Book Review: "Julia" by Sandra Newman
4/5 - a subversive take on the world of Orwell's "1984"...

I have been waiting to read this for a long, long while. Basically since it came out. Julia is the story of the character 'Julia' from George Orwell's 1984. It starts with Julia working in fiction and we get to experience all the familiarities from the novel's origin story. I have always been interested in books like this. Books like what Wide Sargasso Sea by Jean Rhys is to Jane Eyre by Charlotte Bronte, and what Foe by JM Coetzee is to Robinson Crusoe by Daniel Defoe. Again Julia by Sandra Newman is a retelling of 1984, something that should be very interesting to you at this particular moment in our cultural timeline.
George Orwell classically missed out on giving us the arc of the one important female character in the novel. She doesn't get a proper ending, she doesn't even get a backstory. She simply turns up and then fades out. What Sandra Newman does is not just fill in the gaps, she gives us a whole new perspective on the world of 1984 and what it means for women. Julia, in survival mode, often uses her femininity to mask any subversive activities - showing that not only does she know what she's doing but she's probably much smarter than a lot of the other people around her. Sandra Newman's world may not be as dark as the one from Orwell's original novel, but it is far more character-centric when it comes to how Julia interacts with her world.
She works in the Fiction Department revising novels, where she learns the mechanisms of propaganda from the inside. Outwardly she appears a model Party citizen; inwardly she is calculating, sexually autonomous, and deeply aware of how to manipulate the gaze of the regime. This definitely goes against the naive and often submissive way Winston originally perceived her in the original text. Even before she and Winston meet, she is quite a philosophical and crafty character, winding her own way around the different ideas presented by the Party.

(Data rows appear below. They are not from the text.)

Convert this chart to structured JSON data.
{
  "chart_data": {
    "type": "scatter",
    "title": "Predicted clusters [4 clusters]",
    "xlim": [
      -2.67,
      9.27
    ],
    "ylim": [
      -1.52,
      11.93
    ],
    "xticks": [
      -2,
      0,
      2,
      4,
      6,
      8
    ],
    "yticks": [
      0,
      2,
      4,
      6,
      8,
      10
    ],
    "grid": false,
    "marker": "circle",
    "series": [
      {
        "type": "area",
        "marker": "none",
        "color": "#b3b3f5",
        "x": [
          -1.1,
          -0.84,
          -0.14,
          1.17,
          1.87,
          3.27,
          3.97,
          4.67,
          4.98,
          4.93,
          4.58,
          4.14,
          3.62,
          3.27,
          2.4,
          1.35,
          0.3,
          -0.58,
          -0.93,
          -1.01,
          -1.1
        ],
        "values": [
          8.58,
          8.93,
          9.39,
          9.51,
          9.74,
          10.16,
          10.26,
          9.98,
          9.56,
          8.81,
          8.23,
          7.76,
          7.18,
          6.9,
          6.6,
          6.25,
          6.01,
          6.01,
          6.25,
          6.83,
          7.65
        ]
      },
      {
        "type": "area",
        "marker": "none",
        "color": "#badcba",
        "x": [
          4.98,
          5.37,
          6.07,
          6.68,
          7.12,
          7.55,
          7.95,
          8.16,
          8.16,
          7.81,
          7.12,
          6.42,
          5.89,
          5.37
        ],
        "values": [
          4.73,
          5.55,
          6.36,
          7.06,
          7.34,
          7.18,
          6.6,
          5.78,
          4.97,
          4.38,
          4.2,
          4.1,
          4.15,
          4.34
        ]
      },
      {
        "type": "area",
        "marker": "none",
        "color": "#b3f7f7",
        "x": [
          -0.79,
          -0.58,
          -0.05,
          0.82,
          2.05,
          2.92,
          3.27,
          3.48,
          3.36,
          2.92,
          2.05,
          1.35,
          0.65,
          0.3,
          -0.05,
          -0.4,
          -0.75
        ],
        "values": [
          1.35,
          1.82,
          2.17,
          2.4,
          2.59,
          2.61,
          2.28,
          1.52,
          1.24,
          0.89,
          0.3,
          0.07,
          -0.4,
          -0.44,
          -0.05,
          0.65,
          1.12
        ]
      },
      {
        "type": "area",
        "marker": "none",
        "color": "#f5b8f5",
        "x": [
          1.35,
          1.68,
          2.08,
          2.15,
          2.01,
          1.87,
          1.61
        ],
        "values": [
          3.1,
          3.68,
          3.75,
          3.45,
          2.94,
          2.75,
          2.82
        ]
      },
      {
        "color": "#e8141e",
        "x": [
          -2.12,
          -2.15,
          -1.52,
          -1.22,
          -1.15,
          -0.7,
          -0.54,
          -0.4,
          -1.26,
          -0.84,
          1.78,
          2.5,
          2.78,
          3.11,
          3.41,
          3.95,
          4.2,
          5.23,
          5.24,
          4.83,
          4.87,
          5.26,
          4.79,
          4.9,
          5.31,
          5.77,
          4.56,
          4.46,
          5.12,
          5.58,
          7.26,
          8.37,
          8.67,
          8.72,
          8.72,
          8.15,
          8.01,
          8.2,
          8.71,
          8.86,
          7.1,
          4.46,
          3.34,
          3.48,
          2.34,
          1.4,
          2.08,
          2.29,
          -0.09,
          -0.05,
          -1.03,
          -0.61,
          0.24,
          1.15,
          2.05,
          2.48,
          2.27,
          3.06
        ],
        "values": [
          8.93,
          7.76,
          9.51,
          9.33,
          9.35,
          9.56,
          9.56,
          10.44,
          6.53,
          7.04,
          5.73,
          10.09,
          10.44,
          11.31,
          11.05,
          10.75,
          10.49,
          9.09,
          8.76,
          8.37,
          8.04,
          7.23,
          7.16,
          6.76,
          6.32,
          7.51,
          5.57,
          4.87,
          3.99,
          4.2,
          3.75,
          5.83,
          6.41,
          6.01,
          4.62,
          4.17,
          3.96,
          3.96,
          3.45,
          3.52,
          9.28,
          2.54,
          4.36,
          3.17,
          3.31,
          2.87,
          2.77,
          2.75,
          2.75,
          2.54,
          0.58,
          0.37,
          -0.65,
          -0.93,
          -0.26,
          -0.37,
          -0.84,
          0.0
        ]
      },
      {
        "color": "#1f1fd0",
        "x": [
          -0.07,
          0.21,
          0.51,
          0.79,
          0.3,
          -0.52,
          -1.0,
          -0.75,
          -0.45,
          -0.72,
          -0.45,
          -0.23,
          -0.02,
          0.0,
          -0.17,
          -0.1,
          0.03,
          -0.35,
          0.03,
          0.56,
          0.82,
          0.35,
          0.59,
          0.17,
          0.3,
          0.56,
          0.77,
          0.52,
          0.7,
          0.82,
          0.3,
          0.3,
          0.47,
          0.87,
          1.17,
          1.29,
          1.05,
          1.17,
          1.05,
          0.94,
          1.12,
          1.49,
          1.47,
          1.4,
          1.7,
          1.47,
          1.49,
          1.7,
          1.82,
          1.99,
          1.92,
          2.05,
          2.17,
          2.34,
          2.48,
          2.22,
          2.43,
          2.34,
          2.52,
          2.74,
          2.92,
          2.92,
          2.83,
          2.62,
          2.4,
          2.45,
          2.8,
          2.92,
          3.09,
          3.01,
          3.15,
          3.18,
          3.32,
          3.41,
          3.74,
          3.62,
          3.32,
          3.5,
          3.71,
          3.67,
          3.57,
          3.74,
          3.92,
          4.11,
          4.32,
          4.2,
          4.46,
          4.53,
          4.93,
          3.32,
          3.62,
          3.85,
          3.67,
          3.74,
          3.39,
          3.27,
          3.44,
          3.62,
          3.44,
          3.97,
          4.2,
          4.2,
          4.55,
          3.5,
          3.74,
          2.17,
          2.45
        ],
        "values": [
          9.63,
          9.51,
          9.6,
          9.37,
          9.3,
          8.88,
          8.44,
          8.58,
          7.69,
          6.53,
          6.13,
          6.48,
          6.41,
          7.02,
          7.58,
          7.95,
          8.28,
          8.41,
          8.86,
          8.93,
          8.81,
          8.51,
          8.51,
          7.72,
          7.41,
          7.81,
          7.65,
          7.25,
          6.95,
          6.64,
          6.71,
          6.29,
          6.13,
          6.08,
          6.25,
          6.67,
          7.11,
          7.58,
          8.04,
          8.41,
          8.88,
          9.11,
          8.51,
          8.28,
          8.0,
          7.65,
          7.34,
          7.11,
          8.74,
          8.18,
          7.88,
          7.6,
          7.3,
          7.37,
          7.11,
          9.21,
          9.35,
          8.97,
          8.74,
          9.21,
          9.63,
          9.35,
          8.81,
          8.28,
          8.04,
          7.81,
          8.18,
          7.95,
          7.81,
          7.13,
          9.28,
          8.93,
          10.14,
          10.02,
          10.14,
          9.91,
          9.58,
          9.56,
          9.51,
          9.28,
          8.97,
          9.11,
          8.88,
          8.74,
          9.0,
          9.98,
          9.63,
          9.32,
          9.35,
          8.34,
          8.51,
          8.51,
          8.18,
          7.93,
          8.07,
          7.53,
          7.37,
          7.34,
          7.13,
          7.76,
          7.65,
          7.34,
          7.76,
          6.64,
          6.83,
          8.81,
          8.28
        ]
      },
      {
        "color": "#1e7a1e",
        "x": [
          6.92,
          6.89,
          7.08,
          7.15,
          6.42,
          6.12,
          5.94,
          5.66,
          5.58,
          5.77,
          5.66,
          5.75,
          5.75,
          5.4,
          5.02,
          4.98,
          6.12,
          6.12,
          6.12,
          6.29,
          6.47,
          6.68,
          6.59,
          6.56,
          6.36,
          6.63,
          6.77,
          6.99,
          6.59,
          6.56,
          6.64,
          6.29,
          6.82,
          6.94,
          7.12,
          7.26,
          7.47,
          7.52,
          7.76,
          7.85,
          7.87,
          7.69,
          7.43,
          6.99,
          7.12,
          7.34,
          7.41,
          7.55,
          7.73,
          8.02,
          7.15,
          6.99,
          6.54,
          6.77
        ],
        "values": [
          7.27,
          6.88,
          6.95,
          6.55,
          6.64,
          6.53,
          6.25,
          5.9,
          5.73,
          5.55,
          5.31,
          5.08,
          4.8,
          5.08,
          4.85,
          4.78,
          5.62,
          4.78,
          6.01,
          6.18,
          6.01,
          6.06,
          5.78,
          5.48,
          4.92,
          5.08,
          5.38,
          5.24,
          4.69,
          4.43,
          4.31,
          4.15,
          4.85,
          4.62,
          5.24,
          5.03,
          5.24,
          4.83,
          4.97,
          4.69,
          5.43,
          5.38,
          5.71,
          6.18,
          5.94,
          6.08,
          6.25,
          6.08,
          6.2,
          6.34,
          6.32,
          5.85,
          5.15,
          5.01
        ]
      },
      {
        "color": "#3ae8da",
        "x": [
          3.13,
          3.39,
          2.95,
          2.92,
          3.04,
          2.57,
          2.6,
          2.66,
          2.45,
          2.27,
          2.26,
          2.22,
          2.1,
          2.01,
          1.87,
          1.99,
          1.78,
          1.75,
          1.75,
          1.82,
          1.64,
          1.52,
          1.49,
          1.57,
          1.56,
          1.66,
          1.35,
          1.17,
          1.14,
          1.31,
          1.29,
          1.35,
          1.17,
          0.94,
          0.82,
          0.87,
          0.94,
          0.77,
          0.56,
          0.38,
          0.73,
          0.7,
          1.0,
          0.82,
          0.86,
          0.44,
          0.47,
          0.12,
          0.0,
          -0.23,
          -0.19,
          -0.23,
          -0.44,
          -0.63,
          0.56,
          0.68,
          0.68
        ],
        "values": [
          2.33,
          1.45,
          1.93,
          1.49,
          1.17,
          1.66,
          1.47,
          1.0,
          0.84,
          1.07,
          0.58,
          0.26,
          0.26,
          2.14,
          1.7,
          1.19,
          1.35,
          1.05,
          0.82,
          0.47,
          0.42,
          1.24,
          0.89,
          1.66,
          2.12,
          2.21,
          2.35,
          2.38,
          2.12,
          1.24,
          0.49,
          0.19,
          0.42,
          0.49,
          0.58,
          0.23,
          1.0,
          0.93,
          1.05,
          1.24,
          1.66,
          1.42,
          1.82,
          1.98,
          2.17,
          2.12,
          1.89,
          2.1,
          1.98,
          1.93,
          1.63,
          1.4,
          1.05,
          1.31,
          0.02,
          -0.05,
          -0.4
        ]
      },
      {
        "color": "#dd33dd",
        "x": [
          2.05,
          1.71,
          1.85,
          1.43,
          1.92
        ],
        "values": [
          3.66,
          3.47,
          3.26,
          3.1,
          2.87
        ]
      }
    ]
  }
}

Even when the Hate begins, she witnesses Emmanuel Goldstein on the screen and ponders on what he truly stands for, rather than simply submitting. Though she knows also how to perfectly blend in as to not arouse suspicion.
Her relationship with Winston begins very differently from the way Winston himself narrates it in Orwell’s version: she approaches him out of curiosity, desire, and political calculation. Julia sees Winston not as a soulmate but as a fragile, soulful, slightly ridiculous man who needs guidance. Their affair becomes a space for tenderness and humour but also for sharply diverging political worldviews. Where Winston romanticises the past, Julia focuses on the immediate realities of oppression. This definitely makes Julia look a little smarter than Winston is. The past cannot be brought back and changed, but the future can be if they were to work hard enough. Sandra Newman's writing of Julia is admirable but sometimes, it lacks the philosophical intensity of 1984. Though, I wonder whether that is done on purpose to make Winston look even more ignorant than he was portrayed in Orwell's novel.

Julia’s view of the Party is more sophisticated than Winston’s. For example: she recognises that the regime thrives not only on fear but on such things like: boredom, misogyny, class contempt, and the grinding down of joy. Her critique is social and systemic rather than nostalgic. The novel highlights how the erasure of women’s experiences in totalitarian narratives is itself a political act and Julia’s voice restores that missing dimension. In one case, there is a view of alone-time which is ridiculed by the Party. It is the suggestion that not doing something to better the outcomes of the Party's mission is basically a complete waste of time - including things you do for you own benefit. It definitely looks like the current world is swinging that way, but I am going to ignore my own social criticism for now.
The famous events leading to Julia and Winston’s arrest unfold from Julia’s perspective, revealing her awareness of dangers Winston never perceived in his want to remain nostalgic. Her suspicion of O’Brien, her understanding of surveillance patterns, and her attempts to protect Winston show how often she was the one preventing disaster. This reframes the tragedy: Winston believed himself the leader of their rebellion, but it was Julia who understood how resistance actually worked. This definitely makes us understand why Orwell would have left Julia out entirely following Winston's arrest - it was probably because she was much smarter and more aware than he was of what was coming. Even though they were in a relationship, they were looking at the opposite sides: Winston to the past, Julia to the future.
The ending is strong and powerful, and though I'm not going to tell you what happens, I am going to leave you with this: there is something really terrible that happens.
Sandra Newman's book has really completed the landscape of the original for me and though sometimes it didn't feel as dark and bleak as the original, I still thought it was a wonderful exercise in bringing to life a marginalised character. If anyone wants to write a book on my favourite character from the original: Emmanuel Goldstein, then I will happily read it. The world of 1984 awaits all of us. That is great for literature, but terrifying for the state of the world.